In reality, two months has passed and care workers feel far from on equal footing with people working in the NHS. Take a look at immigration policy. The bereavement scheme offering indefinite leave to remain to the families of workers who die as a result of contracting coronavirus was only extended to all health and care workers after intense public pressure, as was the decision to drop the NHS surcharge. More concerning, care workers are still excluded from the government’s offer of free automatic visa extensions to health workers, despite facing the brunt of the crisis.

It is important to not hear that this is not just an issue of the care sector being inadvertently sidelined, it is a demonstration of the different value the government places on the so-called “skilled” compared with the so-called “unskilled” worker. As well as care workers, nursing assistants, hospital porters and hospital cleaners – all of whom are exposed to the risk of coronavirus at work and whose work is essential to fighting the pandemic – have been excluded from the visa extension scheme.

Take Arun Kumar, a nursing assistant at Bart’s hospital who is required to roll Covid patients over every few hours, and has been vomited on while doing so. Or Nana, who works in a dementia ward and was early on in the pandemic caring for Covid positive patients without PPE. They are two examples of the many health workers who are struggling to save up thousands of pounds to continue their stay in the UK, all the while putting their heart and soul into the crucial work they are doing.

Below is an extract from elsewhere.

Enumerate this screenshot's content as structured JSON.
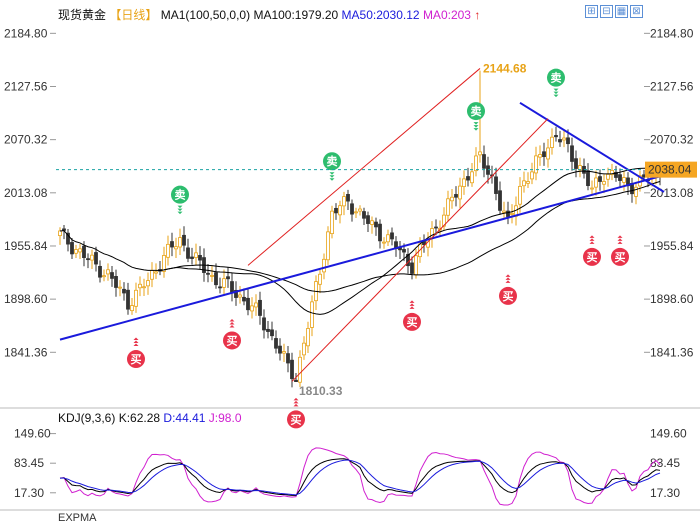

Cross-party MPs made their disapproval of this disparity clear in a report published by the Home Affairs Select Committee on Monday, which argued that making the lowest paid workers pay thousands of pounds during the crisis when they are helping and caring for everyone else was “unfair and wrong”, and called on ministers to ensure all measures of support for health workers applied to all frontline staff equally, irrespective of grade or job title.

But while ministers were quick to U-turn following anger over the bereavement scheme and the NHS surcharge, they are proving less willing to budge on visa extensions. The question is whether this unwillingness to show these workers that they are valued and ensure they aren’t priced out of living in Britain will ultimately lead to gaping holes in the health and care systems at a time when we need them most.